Terkait pasal yang diujikan, Roichatul menyatakan ketentuan Pasal 26 UU Penanganan Konfik Sosial pada dasarnya membahayakan hak asasi manusia. “Bupati atau walikota tidak memiliki kewenangan untuk menetapkan keadaan darurat dan kemudian melakukan langkah pengurangan hak asasi manusia. Harus sungguh diperhatikan bahwa langkah pengurangan hak dilakukan dalam kerangka untuk menjawab kedaruratan yang kemudian menjadi tidak terpisahkan dari otoritas yang mendefinisikan dan menetapkan keadaan darurat tersebut,” paparnya.
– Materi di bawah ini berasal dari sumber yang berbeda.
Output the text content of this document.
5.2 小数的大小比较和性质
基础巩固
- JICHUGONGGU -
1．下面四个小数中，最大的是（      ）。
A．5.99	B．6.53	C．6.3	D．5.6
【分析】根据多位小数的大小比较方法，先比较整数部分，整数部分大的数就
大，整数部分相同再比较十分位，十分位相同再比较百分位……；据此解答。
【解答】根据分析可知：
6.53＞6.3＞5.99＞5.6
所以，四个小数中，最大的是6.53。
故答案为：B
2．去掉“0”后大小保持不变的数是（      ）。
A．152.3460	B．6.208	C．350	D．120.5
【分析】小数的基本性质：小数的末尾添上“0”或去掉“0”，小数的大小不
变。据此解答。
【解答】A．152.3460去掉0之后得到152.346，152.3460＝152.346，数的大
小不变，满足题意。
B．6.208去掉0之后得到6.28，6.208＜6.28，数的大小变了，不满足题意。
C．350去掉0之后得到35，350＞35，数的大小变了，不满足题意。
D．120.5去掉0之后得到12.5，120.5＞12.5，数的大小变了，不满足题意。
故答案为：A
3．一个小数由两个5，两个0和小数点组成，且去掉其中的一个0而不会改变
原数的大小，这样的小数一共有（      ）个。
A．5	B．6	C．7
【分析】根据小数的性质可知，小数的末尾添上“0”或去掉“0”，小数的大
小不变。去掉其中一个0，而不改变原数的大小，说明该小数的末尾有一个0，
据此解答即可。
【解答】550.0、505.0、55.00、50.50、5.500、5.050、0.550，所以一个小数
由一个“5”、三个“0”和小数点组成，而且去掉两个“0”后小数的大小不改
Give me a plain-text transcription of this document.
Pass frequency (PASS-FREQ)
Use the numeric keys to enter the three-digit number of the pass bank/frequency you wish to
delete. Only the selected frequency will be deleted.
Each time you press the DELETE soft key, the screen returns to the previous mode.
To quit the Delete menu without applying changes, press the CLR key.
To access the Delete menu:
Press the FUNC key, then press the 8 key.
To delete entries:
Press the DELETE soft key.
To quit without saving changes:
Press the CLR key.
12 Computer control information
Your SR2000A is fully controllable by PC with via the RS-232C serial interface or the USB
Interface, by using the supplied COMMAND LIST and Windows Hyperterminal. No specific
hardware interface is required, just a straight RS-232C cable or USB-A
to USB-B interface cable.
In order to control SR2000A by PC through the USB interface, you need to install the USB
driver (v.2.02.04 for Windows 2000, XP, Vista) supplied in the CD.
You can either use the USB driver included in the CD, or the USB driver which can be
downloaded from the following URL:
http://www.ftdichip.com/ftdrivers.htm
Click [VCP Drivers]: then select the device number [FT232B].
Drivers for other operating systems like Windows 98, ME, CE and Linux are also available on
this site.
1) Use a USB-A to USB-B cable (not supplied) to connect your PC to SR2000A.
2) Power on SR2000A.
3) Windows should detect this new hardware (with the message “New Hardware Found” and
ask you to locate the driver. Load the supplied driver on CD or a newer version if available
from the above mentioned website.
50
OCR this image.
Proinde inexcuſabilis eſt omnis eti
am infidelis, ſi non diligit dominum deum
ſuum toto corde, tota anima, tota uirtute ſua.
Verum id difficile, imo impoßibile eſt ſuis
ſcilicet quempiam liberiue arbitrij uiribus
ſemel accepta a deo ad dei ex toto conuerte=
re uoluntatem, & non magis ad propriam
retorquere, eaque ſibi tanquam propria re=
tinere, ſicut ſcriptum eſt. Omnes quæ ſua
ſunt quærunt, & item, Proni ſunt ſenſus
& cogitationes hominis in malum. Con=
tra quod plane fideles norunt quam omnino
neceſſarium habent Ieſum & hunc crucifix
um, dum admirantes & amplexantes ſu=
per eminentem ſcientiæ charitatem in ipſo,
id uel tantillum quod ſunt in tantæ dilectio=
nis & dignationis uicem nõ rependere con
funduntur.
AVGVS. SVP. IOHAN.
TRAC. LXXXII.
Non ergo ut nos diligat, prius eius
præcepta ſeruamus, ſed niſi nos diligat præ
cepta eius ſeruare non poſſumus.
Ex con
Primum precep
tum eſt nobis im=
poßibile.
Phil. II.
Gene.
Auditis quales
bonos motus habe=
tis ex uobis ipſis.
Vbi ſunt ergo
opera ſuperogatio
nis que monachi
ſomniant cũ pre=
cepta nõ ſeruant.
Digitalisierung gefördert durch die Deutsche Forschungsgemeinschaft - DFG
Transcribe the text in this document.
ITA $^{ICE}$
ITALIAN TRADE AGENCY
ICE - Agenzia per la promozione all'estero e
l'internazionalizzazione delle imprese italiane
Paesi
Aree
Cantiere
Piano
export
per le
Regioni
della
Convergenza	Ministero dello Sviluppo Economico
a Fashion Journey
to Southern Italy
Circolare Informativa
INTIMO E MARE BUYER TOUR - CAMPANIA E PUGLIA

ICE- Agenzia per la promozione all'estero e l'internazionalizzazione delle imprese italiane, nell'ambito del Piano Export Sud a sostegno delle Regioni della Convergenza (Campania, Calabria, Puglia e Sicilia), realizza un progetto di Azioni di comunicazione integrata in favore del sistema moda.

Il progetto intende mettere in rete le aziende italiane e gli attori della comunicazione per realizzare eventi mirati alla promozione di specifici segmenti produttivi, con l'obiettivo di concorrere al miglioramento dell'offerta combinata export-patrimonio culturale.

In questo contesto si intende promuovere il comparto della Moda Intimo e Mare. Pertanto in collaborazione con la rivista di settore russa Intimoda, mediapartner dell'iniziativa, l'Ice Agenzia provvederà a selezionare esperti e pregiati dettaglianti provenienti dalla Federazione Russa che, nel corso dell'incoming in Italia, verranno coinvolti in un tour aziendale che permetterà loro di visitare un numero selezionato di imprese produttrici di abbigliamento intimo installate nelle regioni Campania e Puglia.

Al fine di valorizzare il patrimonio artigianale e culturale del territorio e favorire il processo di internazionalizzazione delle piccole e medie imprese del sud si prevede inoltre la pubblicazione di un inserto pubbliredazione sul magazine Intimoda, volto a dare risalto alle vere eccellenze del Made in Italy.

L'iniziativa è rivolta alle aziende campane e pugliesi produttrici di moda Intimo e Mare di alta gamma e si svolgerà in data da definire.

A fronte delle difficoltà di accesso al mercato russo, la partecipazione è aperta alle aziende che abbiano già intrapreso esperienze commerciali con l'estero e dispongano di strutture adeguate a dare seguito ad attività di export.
Sebelumnya, sejumlah LSM, yakni Perkumpulan Inisiatif Masyarakat Partisipatif untuk Transisi Berkeadilan (IMPARSIAL), Yayasan Lembaga Bantuan Hukum Indonesia (YLBHI), serta Wakil Direktur Human Rights Working Group (HRWG), M. Choirul Anam, dan Dosen Universitas Pertahanan Indonesia dan Direktur Program Ridep Institute, Anton Aliabbas, yang diwakili sejumlah kuasa hukum memohonkan uji materi UU Penanganan Konflik Sosial dengan perkara nomor 8/PUU-XII/2014. Pemohon menguji dua pasal dalam UU tersebut, yakni Pasal 16 dan Pasal 26. Kedua pasal tersebut berbunyi:
Pasal 16
Status Keadaan Konflik skala kabupaten/kota sebagaimana dimaksud dalam Pasal 15 ayat (2) ditetapkan oleh bupati/wali kota setelah berkonsultasi dengan pimpinan DPRD kabupaten/kota.
Pasal 26
Dalam Status Keadaan Konflik skala kabupaten/kota, bupati/wali kota dapat melakukan:
a. pembatasan dan penutupan kawasan Konflik untuk sementara waktu;
b. pembatasan orang di luar rumah untuk sementara waktu;
c. penempatan orang di luar kawasan Konflik untuk sementara waktu; dan
d. pelarangan orang untuk memasuki kawasan Konflik atau keluar dari kawasan Konflik untuk sementara waktu.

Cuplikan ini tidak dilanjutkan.